This is an excellent article and the work on self-examining systems is fascinating. I look forward to hearing more about that.
I find the “confidence” ascribed to AI s often misunderstood by potential consumers of AI/intelligent systems. The software itself is neither ‘confident’ nor ‘uncertain’, is it simple returning a result. The measure of confidence, as in an image being of a dolphin or not, is not the software’s certainty, rather it is an assessment of the validity of the algorithm given the parameters and structure provided in that case. Software can say that given certain observations, specific relationships can be inferred. For example a particular arrangement of pixel values in an image should be associated with the label dolphin. The human user is the one who has confidence, or not, in the approach.

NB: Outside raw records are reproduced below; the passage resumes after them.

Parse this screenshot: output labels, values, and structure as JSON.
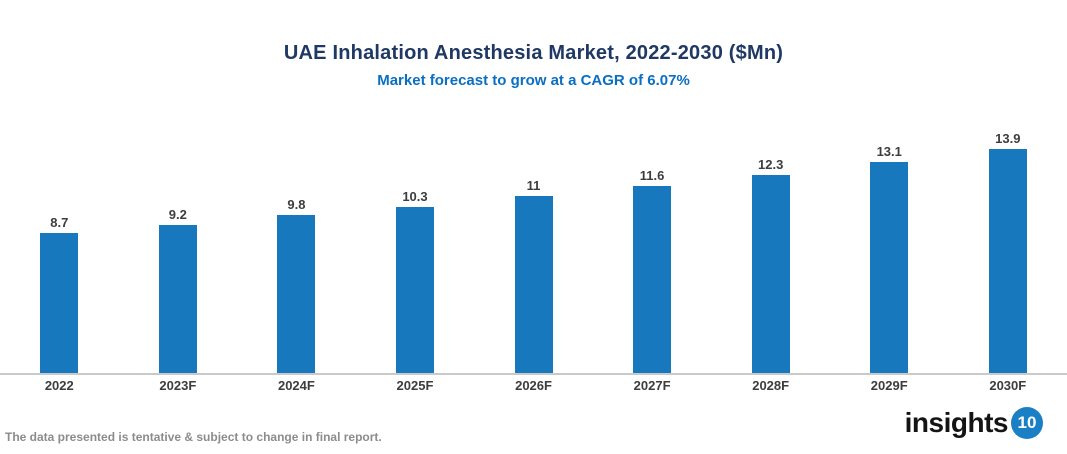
{
  "header": {
    "title": "UAE Inhalation Anesthesia Market, 2022-2030 ($Mn)",
    "subtitle": "Market forecast to grow at a CAGR of 6.07%"
  },
  "chart_data": {
    "type": "bar",
    "categories": [
      "2022",
      "2023F",
      "2024F",
      "2025F",
      "2026F",
      "2027F",
      "2028F",
      "2029F",
      "2030F"
    ],
    "values": [
      8.7,
      9.2,
      9.8,
      10.3,
      11,
      11.6,
      12.3,
      13.1,
      13.9
    ],
    "title": "UAE Inhalation Anesthesia Market, 2022-2030 ($Mn)",
    "subtitle": "Market forecast to grow at a CAGR of 6.07%",
    "xlabel": "",
    "ylabel": "",
    "ylim": [
      0,
      15
    ],
    "grid": false,
    "legend_position": "none",
    "value_labels_shown": true,
    "bar_color": "#1778be"
  },
  "footer": {
    "disclaimer": "The data presented is tentative & subject to change in final report.",
    "logo_word": "insights",
    "logo_badge": "10"
  },
  "colors": {
    "title_text": "#1f3864",
    "subtitle_text": "#0a6fc2",
    "bar": "#1778be",
    "value_label_text": "#3d3d3d",
    "category_label_text": "#3d3d3d",
    "axis_line": "#c9c9c9",
    "disclaimer_text": "#8c8c8c",
    "logo_badge_bg": "#1b7fc6"
  }
}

Confidence, a word derived from the same root as fidelity, implies the consumer of the information sees some truth about the characteristics being considered. Current ‘AI’ systems cannot judge the fidelity of a result as they has limited ways of comparing the perceived truth to any other truth, other than information that they are given.
Confidence as it is used to describe the results of an AI algorithm has to do with how well aspects of the current observation can be mapped and rectified to past observations or rules.
Confidence as interpreted in a human context is more about projecting inferences from one context to another. The real danger is falling into the trap of not realising how small our experience base is and be falsely confident.
While both useful these are not the same thing. Knowing what you don’t know is important.